We review the definition of bulk and boundary conformal field theory in a way suited for logarithmic conformal field theory. The notion of a maximal bulk theory which can be non-degenerately joined to a boundary theory is defined. The purpose of this construction is to obtain the more complicated bulk theories from simpler boundary theories. We then describe the algebraic counterpart of the maximal bulk theory, namely the so-called full centre of an algebra in an abelian braided monoidal category. Finally, we illustrate the previous discussion in the example of the W 2,3-model with central charge 0.

Notes

Acknowledgements

This paper is based on talks given by IR at the conferences Conformal field theories and tensor categories (13–17 June 2011, Beijing) and Logarithmic CFT and representation theory (3–7 October 2011, Paris).
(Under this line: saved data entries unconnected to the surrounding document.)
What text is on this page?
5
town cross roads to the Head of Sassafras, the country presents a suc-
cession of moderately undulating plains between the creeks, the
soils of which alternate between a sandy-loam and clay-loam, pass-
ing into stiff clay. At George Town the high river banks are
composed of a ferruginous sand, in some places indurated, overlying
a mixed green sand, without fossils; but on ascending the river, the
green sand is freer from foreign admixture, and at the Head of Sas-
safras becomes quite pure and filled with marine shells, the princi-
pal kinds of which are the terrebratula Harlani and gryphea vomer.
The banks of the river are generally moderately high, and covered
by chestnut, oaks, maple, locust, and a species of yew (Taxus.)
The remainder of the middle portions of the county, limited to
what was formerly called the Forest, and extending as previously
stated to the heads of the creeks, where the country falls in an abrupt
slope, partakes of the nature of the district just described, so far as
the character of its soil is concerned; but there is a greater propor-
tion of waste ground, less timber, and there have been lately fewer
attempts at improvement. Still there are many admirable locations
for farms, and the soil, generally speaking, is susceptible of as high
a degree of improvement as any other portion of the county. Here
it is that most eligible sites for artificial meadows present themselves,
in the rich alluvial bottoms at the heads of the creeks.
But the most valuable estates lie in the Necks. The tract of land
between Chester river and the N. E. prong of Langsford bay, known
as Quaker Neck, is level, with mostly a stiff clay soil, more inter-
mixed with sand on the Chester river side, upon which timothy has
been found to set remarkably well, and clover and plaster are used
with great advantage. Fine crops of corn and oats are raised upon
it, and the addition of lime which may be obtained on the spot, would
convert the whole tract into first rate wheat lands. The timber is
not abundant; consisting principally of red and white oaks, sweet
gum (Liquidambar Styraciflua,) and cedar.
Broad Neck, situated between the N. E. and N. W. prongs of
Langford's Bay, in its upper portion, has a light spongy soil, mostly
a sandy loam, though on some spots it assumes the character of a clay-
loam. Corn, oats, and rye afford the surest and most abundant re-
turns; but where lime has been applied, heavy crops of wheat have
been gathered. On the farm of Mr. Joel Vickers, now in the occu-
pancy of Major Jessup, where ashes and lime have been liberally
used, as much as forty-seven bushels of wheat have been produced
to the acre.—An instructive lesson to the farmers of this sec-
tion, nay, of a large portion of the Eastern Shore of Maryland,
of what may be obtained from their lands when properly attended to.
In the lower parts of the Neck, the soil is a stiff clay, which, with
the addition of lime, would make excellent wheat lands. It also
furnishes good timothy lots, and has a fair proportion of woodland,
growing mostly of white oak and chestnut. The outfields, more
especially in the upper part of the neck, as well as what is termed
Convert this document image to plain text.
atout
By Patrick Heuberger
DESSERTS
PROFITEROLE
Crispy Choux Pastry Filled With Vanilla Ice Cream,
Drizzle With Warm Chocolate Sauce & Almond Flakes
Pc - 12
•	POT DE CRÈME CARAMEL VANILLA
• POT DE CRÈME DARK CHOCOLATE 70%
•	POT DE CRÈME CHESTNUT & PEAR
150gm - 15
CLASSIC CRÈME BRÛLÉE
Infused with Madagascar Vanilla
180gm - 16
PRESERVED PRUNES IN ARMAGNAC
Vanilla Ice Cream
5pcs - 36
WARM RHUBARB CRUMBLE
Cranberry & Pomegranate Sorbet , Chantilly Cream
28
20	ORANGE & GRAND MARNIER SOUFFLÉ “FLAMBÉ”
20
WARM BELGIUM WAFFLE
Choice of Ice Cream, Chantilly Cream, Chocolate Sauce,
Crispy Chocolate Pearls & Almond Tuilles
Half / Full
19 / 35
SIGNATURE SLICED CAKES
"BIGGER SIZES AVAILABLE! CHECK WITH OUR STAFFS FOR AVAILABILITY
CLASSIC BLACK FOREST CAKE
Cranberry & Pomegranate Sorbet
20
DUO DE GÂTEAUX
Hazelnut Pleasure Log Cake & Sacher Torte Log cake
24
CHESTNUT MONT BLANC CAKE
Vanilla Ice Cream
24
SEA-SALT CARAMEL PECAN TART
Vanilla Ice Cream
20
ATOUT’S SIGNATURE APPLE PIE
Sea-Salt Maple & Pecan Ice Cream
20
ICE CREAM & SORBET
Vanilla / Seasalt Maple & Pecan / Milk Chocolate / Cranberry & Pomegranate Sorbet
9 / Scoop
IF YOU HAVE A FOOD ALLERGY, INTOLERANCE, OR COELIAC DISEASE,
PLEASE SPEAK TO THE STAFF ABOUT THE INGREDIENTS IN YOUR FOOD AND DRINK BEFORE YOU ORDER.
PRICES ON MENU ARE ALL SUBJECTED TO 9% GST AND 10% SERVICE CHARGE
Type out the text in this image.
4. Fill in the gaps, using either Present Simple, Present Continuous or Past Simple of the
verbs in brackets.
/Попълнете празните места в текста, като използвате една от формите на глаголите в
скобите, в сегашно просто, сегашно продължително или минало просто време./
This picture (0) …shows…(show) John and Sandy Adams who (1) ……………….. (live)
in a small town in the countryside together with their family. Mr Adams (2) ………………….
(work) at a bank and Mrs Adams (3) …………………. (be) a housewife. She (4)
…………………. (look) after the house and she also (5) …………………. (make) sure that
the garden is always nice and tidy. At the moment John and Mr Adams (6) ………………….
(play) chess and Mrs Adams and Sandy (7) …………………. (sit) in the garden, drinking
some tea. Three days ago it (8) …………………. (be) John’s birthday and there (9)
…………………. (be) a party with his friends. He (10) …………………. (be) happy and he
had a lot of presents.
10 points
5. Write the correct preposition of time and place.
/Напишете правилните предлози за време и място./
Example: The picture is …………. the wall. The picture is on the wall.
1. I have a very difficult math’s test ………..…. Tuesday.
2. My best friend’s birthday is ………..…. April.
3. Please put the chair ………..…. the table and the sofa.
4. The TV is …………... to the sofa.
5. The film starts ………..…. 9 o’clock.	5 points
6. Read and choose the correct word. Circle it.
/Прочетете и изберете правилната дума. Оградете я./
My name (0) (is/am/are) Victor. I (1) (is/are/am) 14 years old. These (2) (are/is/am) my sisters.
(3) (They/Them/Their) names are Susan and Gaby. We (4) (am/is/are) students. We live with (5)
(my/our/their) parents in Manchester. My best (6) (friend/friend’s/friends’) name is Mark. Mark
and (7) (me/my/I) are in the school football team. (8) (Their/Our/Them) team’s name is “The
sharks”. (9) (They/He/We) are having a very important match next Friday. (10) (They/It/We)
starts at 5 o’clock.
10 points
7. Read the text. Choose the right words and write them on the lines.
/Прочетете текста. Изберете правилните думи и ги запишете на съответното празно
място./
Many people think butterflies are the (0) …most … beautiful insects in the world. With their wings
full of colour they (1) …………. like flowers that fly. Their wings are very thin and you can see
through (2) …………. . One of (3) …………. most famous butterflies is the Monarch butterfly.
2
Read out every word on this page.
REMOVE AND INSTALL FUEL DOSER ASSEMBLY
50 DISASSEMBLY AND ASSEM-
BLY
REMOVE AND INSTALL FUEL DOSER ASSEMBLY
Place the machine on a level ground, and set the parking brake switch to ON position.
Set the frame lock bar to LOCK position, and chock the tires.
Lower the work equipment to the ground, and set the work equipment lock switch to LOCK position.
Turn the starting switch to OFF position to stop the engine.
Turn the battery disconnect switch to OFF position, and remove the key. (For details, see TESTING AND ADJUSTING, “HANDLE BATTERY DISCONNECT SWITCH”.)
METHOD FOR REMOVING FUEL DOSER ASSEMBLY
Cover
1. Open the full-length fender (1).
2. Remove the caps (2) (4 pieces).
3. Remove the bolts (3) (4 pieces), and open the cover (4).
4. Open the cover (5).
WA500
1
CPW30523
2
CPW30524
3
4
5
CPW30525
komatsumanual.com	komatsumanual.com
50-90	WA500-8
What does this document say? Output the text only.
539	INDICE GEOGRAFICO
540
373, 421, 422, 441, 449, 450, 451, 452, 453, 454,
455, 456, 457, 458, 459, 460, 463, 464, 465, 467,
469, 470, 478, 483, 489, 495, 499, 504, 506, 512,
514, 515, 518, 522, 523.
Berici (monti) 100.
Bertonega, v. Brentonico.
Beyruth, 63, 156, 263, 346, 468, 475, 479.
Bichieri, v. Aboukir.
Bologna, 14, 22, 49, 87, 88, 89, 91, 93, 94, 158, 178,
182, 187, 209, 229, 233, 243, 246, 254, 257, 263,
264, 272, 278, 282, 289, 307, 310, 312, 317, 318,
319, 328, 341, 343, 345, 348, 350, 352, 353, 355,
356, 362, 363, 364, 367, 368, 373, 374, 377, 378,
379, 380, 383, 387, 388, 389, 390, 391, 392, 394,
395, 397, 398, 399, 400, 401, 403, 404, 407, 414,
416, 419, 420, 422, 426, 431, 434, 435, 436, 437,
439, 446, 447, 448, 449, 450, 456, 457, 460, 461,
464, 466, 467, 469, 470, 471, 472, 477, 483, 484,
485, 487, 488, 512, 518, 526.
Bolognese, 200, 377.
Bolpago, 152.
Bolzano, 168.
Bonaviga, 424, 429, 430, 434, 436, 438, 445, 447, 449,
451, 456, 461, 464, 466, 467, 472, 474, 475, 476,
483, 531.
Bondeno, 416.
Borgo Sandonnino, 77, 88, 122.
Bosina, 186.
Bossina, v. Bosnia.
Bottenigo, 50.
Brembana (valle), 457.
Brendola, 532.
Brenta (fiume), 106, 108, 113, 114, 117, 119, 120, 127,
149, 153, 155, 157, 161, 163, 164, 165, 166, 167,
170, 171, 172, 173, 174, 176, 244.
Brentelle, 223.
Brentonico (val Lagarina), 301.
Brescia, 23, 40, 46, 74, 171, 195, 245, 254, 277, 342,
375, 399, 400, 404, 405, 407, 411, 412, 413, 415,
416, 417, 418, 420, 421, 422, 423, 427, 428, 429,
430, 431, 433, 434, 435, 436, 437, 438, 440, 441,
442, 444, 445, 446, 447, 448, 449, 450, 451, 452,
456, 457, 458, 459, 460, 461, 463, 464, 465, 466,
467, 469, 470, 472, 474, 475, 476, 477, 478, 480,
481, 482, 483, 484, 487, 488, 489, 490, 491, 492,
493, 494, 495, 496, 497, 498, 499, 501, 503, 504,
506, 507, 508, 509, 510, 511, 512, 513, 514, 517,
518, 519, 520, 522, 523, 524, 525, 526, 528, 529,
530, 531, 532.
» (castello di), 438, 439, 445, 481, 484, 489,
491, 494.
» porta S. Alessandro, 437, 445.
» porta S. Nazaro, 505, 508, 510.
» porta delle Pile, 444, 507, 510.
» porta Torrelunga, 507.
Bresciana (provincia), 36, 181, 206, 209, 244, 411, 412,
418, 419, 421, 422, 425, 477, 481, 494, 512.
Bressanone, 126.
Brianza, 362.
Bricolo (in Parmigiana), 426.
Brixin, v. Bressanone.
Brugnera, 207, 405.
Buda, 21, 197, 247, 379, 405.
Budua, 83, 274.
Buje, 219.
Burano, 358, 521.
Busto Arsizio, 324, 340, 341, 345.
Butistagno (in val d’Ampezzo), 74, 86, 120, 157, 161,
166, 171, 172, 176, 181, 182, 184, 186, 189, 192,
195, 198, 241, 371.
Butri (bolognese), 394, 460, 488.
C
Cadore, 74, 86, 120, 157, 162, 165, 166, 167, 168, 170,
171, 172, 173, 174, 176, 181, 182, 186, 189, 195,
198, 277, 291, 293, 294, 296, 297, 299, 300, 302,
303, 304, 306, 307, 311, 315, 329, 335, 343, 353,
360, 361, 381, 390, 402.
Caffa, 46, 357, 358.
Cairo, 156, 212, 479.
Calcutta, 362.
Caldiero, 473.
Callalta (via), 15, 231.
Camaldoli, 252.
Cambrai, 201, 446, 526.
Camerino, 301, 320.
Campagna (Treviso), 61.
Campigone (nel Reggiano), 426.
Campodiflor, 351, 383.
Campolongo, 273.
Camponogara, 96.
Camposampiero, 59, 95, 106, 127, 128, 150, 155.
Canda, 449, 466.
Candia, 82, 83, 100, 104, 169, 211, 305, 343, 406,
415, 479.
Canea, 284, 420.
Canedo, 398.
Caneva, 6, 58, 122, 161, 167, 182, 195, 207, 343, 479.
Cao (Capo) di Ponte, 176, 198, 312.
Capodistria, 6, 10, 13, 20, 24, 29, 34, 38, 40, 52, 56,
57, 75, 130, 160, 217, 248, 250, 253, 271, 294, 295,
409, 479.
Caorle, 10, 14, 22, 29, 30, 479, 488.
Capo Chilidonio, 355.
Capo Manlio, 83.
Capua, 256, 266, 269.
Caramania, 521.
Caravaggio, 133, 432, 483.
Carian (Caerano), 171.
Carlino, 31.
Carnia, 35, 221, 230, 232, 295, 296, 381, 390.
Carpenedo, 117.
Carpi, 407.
IR thanks the Beijing International Center for Mathematical Research at Peking University and the Centre Emile Borel at the Institut Henri Poincare in Paris for hospitality during one month stays around these conferences. MRG and SW thank the Centre Emile Borel for hospitality during the second conference. The authors thank Alexei Davydov, Jürgen Fuchs, Azat Gainutdinov, Jérôme Germoni, Antun Milas, Victor Ostrik, Hubert Saleur, Christoph Schweigert, Alexei Semikhatov and Carl Stigner for helpful discussions. The research of MRG is supported in part by the Swiss National Science Foundation. IR is partially supported by the Collaborative Research Centre 676 ‘Particles, Strings and the Early Universe—the Structure of Matter and Space-Time’. SW is supported by the SNSF scholarship for prospective researchers and by the World Premier International Research Center Initiative (WPI Initiative), MEXT, Japan.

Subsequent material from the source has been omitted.